Variadic functions in PHP5.6

PHP 5.6 comes with some new features. This post is to preview the Variadic functions

This new feature looks as follows:

<?php

function addNumbers(...$params) {
    // $params is an array containing the function parameters
}

// Usage
echo addNumbers(1, 3, 5);

We have a new operator and it is to be a replacement for the usage of func_get_args() to access the function parameters.

In my opinion relying on the func_get_args() to access the function parameters is not good programming practice.

<?php

function addNumbers() {
    $params = func_get_args();
    return array_sum($params);
}

It is difficult to know how to use the above function. What are the parameters and their types? What is expected from the function and the expected return? The function name indicates that it will add numbers, but where are the parameters? How can the function be used?

Why use the Variadic functions:

– Cleaner function definition

The definition of the function indicates that it uses Variadic functions. The function accepts n number of parameters that are going to be merged into an array.

– Type Hinting

Type hinting can be used on the parameters to make sure that they are of a specific type. While, it is not possible to add type hinting when using func_get_args().

<?php

function addProduct(Product ...$product) {
    // $product will always be an array containing items of a type Product
}
– Less unrelated code in the function body

The body of the function does not have to include code to deal with the n number of parameters.
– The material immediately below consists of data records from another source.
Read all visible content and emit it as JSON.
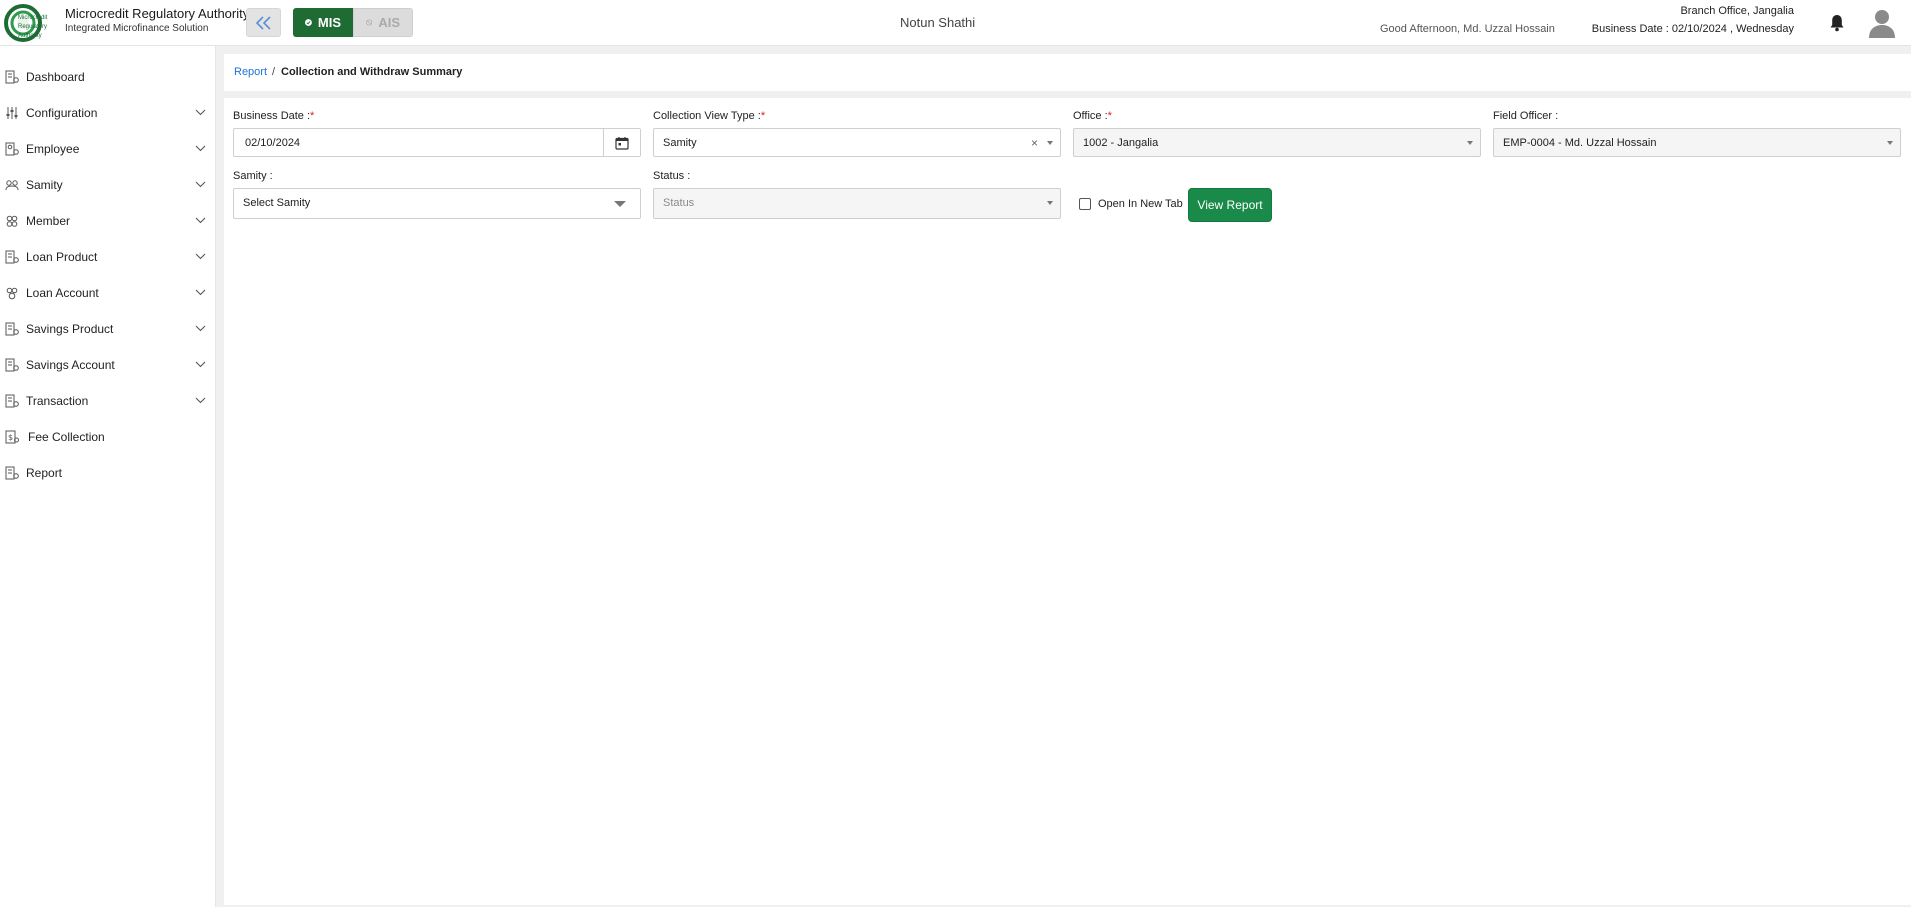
{
  "header": {
    "brand_title": "Microcredit Regulatory Authority",
    "brand_subtitle": "Integrated Microfinance Solution",
    "logo_text_lines": [
      "Microcredit",
      "Regulatory",
      "Authority"
    ],
    "mode_mis": "MIS",
    "mode_ais": "AIS",
    "app_name": "Notun Shathi",
    "greeting": "Good Afternoon, Md. Uzzal Hossain",
    "branch": "Branch Office, Jangalia",
    "business_date": "Business Date : 02/10/2024 , Wednesday",
    "colors": {
      "brand_green": "#1e6b34",
      "accent_blue": "#1e73d6"
    },
    "icons": [
      "double-chevron-left-icon",
      "check-circle-icon",
      "ban-icon",
      "bell-icon",
      "user-avatar-icon"
    ]
  },
  "sidebar": {
    "items": [
      {
        "label": "Dashboard",
        "icon": "dashboard-icon",
        "expandable": false
      },
      {
        "label": "Configuration",
        "icon": "sliders-icon",
        "expandable": true
      },
      {
        "label": "Employee",
        "icon": "employee-icon",
        "expandable": true
      },
      {
        "label": "Samity",
        "icon": "group-icon",
        "expandable": true
      },
      {
        "label": "Member",
        "icon": "member-icon",
        "expandable": true
      },
      {
        "label": "Loan Product",
        "icon": "product-icon",
        "expandable": true
      },
      {
        "label": "Loan Account",
        "icon": "account-icon",
        "expandable": true
      },
      {
        "label": "Savings Product",
        "icon": "product-icon",
        "expandable": true
      },
      {
        "label": "Savings Account",
        "icon": "product-icon",
        "expandable": true
      },
      {
        "label": "Transaction",
        "icon": "transaction-icon",
        "expandable": true
      },
      {
        "label": "Fee Collection",
        "icon": "fee-icon",
        "expandable": false
      },
      {
        "label": "Report",
        "icon": "report-icon",
        "expandable": false
      }
    ]
  },
  "breadcrumb": {
    "parent": "Report",
    "separator": "/",
    "current": "Collection and Withdraw Summary"
  },
  "form": {
    "business_date": {
      "label": "Business Date :",
      "required": "*",
      "value": "02/10/2024"
    },
    "collection_view_type": {
      "label": "Collection View Type :",
      "required": "*",
      "value": "Samity",
      "clear": "×"
    },
    "office": {
      "label": "Office :",
      "required": "*",
      "value": "1002 - Jangalia"
    },
    "field_officer": {
      "label": "Field Officer :",
      "value": "EMP-0004 - Md. Uzzal Hossain"
    },
    "samity": {
      "label": "Samity :",
      "placeholder": "Select Samity"
    },
    "status": {
      "label": "Status :",
      "placeholder": "Status"
    },
    "open_new_tab": {
      "label": "Open In New Tab",
      "checked": false
    },
    "view_report_label": "View Report",
    "colors": {
      "button_green": "#1a8a4a",
      "required_red": "#d62020"
    }
  }
}
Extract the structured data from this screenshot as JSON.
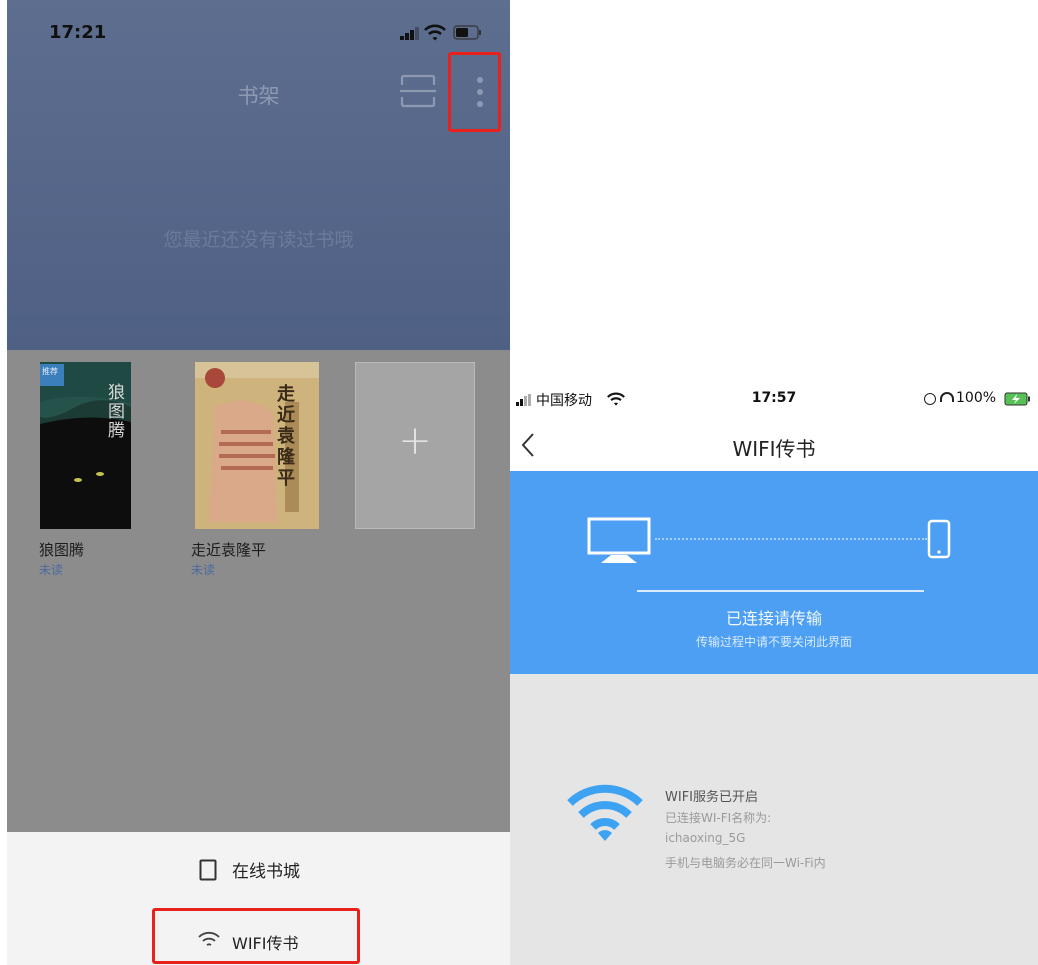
{
  "left_screen": {
    "status_time": "17:21",
    "title": "书架",
    "empty_message": "您最近还没有读过书哦",
    "books": [
      {
        "title": "狼图腾",
        "status": "未读",
        "cover_text": "狼图腾",
        "badge": "推荐"
      },
      {
        "title": "走近袁隆平",
        "status": "未读",
        "cover_text": "走近袁隆平"
      }
    ],
    "add_button": "+",
    "menu": {
      "online_store": "在线书城",
      "wifi_transfer": "WIFI传书"
    }
  },
  "right_screen": {
    "status": {
      "carrier": "中国移动",
      "time": "17:57",
      "battery": "100%"
    },
    "nav_title": "WIFI传书",
    "banner": {
      "main_text": "已连接请传输",
      "sub_text": "传输过程中请不要关闭此界面"
    },
    "info": {
      "line1": "WIFI服务已开启",
      "line2": "已连接WI-FI名称为:",
      "line3": "ichaoxing_5G",
      "line4": "手机与电脑务必在同一Wi-Fi内"
    }
  },
  "colors": {
    "header_blue": "#5d6e8f",
    "banner_blue": "#4c9ff2",
    "wifi_blue": "#3ea2f2",
    "highlight_red": "#e8221a"
  }
}
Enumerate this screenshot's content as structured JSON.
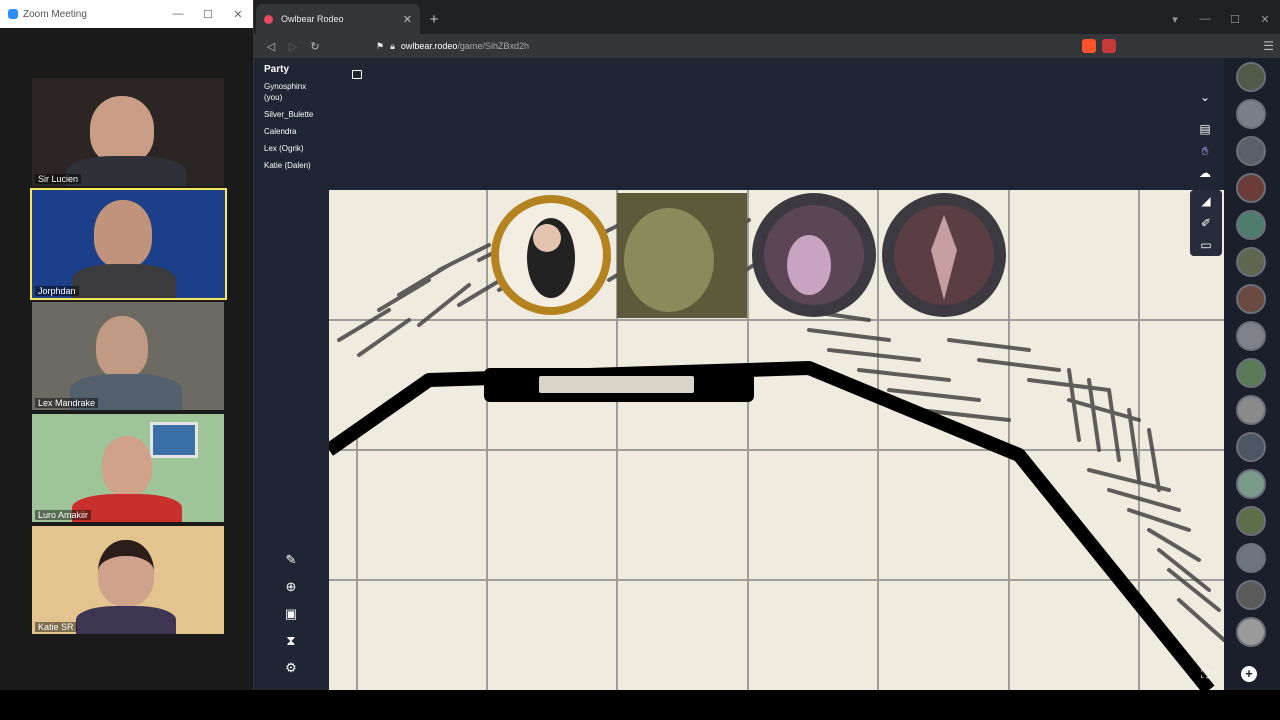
{
  "zoom": {
    "title": "Zoom Meeting",
    "participants": [
      {
        "name": "Sir Lucien"
      },
      {
        "name": "Jorphdan"
      },
      {
        "name": "Lex Mandrake"
      },
      {
        "name": "Luro Amakiir"
      },
      {
        "name": "Katie SR"
      }
    ]
  },
  "browser": {
    "tab_title": "Owlbear Rodeo",
    "url_host": "owlbear.rodeo",
    "url_path": "/game/SihZBxd2h"
  },
  "party": {
    "title": "Party",
    "members": [
      "Gynosphinx (you)",
      "Silver_Bulette",
      "Calendra",
      "Lex (Ogrik)",
      "Katie (Dalen)"
    ]
  },
  "icons": {
    "left_tools": [
      "pencil-icon",
      "add-person-icon",
      "radio-icon",
      "timer-icon",
      "gear-icon"
    ],
    "right_tools": [
      "chevron-down-icon",
      "image-icon",
      "hand-icon",
      "fog-icon",
      "brush-icon"
    ],
    "draw_tools": [
      "ruler-icon",
      "pen-icon",
      "note-icon"
    ]
  },
  "colors": {
    "app_bg": "#1f2532",
    "accent": "#b59bff",
    "map_paper": "#f0ebdf"
  }
}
It now includes the logic of the function only.

<?php

function addNumbers() {
    // Get the parameters
    $params = func_get_args(); // --> no need for this line of code and the one above it!
    return array_sum($params);
}
– Reduce the lines of code

In the example below, we used the same function to add product(s), with type hinting and the ability to add a product as a single variable or an array of products.

<?php

class Product
{
    protected $name;

    public function __construct($name)
    {
        $this->name = $name;
    }
}

class Category
{

    protected $products = [];

    public function add(Product ...$product)
    {
        $this->products += $product;
        return $this;
    }
}

// Usage...

$category = new Category;

$product1 = new Product('Product 1');
$product2 = new Product('Product 2');

// Add 2 products
$category->add($product1, $product2);

// Add 1 product
$category->add($product1);

Without the new feature the above Category method might look like:

</php

//.... class code

    public function add(array $products)
    {
        $this->products += $products;
        return $this;
    }

However here we expect the array to contain items of a type Product. Otherwise, we would have to add validation code before adding the products. Also, if we are to add one product, we would have to create an array containing the product and then call the method!

I think calling the method this way:

<?php

$category->add($product1, $product2);

Is much cleaner than calling the function with an array

<?php

$category->add([$product1, $product2]);

or having to create 2 methods, one for adding multiple products and the other one for adding a single product.

What is missing?

– An exception error

Using the above Product/Category example, if you execute the following code, php will throw a fatal error. “PHP Catchable fatal error: Argument 3 passed to Category::add() must be an instance of Product, string given,…”

It would be nice if this was an exception that can be handled, instead of a fatal error.

<?php

$category->add($product1, $product2, 'Product 3');
– Not allowing empty parameters with type hinting

In the above Product/Category it is possible to execute the following code. The code does nothing, but it is valid.

It would be nice if php would throw exception to indicate that the function is expecting at least one parameter of an instance of Product!

<?php

$category->add();

In the end all I have to say, Thank you PHP team for this improvement and please keep the good work coming fast!